On 11 November 2015, Surbana Jurong acquired 20% equity stake in China's CITICC (Africa) Holding Limited and an 8.4% stake in FLUX Factory, Inc. (a spin-off from Google X).

On 1 August 2016, Surbana Jurong announced the acquisition of Australia-based SMEC Holdings for S$400 million.

On 13 October 2016, Surbana Jurong acquired security firm, AETOS Holdings for an undisclosed amount.

On 29 November 2017, Surbana Jurong acquired Robert Bird Group, a global consulting engineering firm.

On 16 October 2018, Surbana Jurong acquired SAA Architects, a leading full-service architecture practice headquartered in Singapore.

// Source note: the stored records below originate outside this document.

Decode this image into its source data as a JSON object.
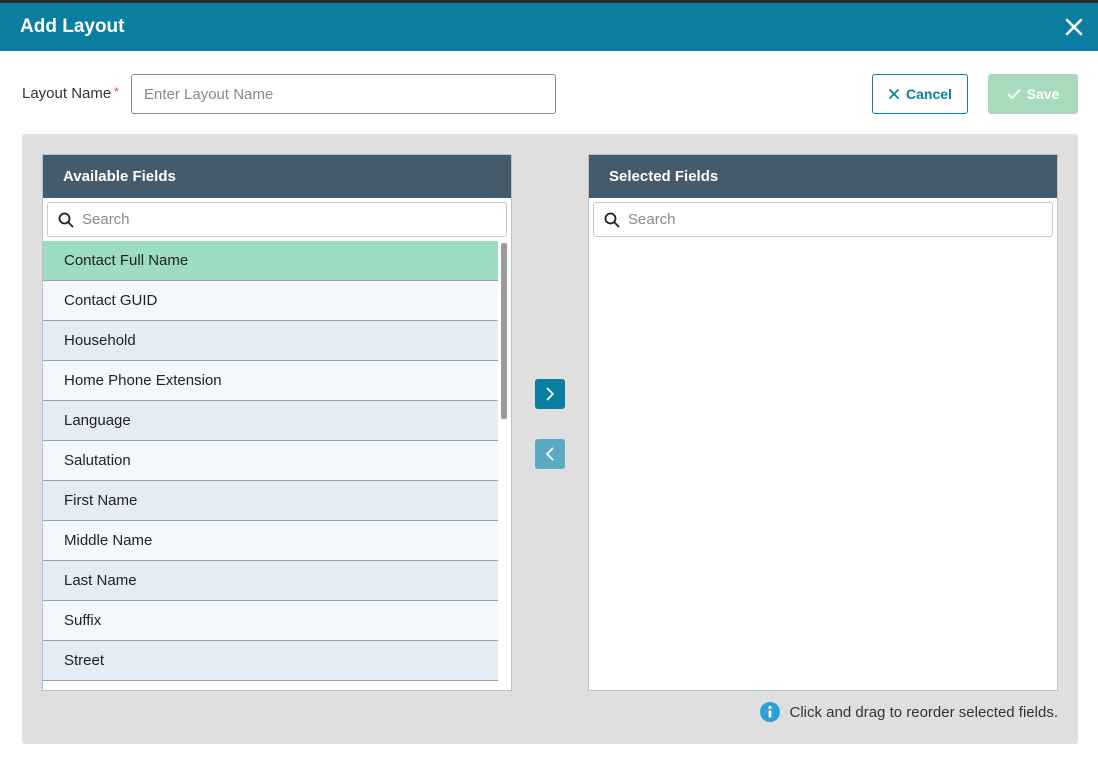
{
  "dialog": {
    "title": "Add Layout"
  },
  "form": {
    "layout_name_label": "Layout Name",
    "required_marker": "*",
    "layout_name_placeholder": "Enter Layout Name",
    "layout_name_value": ""
  },
  "actions": {
    "cancel_label": "Cancel",
    "save_label": "Save",
    "save_enabled": false
  },
  "available": {
    "header": "Available Fields",
    "search_placeholder": "Search",
    "items": [
      {
        "label": "Contact Full Name",
        "selected": true
      },
      {
        "label": "Contact GUID",
        "selected": false
      },
      {
        "label": "Household",
        "selected": false
      },
      {
        "label": "Home Phone Extension",
        "selected": false
      },
      {
        "label": "Language",
        "selected": false
      },
      {
        "label": "Salutation",
        "selected": false
      },
      {
        "label": "First Name",
        "selected": false
      },
      {
        "label": "Middle Name",
        "selected": false
      },
      {
        "label": "Last Name",
        "selected": false
      },
      {
        "label": "Suffix",
        "selected": false
      },
      {
        "label": "Street",
        "selected": false
      }
    ]
  },
  "selected": {
    "header": "Selected Fields",
    "search_placeholder": "Search",
    "items": []
  },
  "transfer": {
    "add_icon": "chevron-right-icon",
    "remove_icon": "chevron-left-icon"
  },
  "hint": {
    "icon": "info-icon",
    "text": "Click and drag to reorder selected fields."
  },
  "colors": {
    "titlebar": "#0a7ea1",
    "panel_header": "#455a6b",
    "selected_row": "#9cdcc2",
    "save_disabled": "#a7dbbb",
    "info_icon": "#2a9fd8"
  }
}
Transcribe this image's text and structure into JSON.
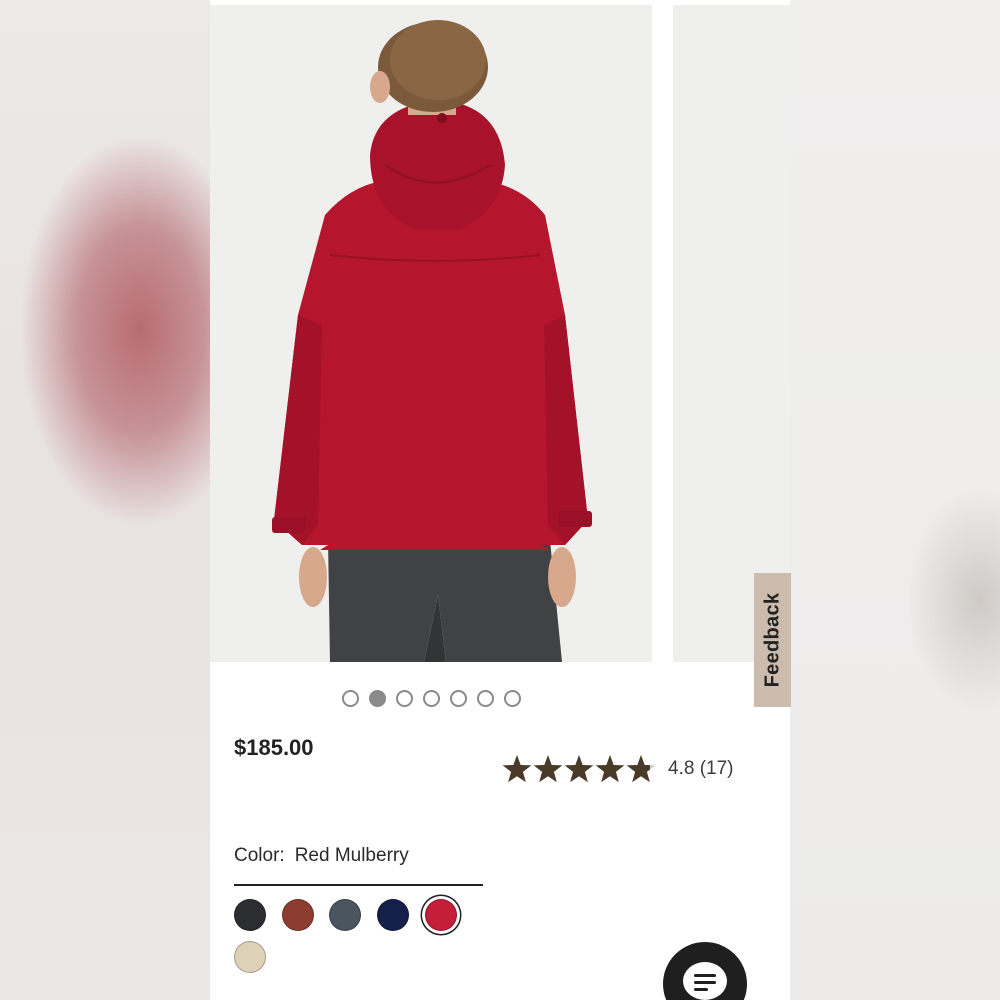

On 12 November 2020, Surbana Jurong acquired Atelier Ten, a London-based environmental engineering firm.

===Partnerships===
On 14 September 2018, Surbana Jurong Capital (a wholly owned subsidiary of Surbana Jurong) and Mitsubishi Corporation signed an agreement to form Mitbana, a fund management company (FMC). The FMC will be operated as a 50:50 joint venture, and shall invest in urban development projects in Asia. This marks Surbana Jurong's first foray into the fund management business.

==Future headquarters==
On 18 January 2019, Surbana Jurong broke ground on its future headquarters in the future Jurong Innovation District. It will be located close to Nanyang Technological University, which set up the SJ-NTU Corporate Lab in 2018. When completed by 2021, the 68,915 square metre development will support 4,000 employees, and will be used to trial urban solutions before commercialisation.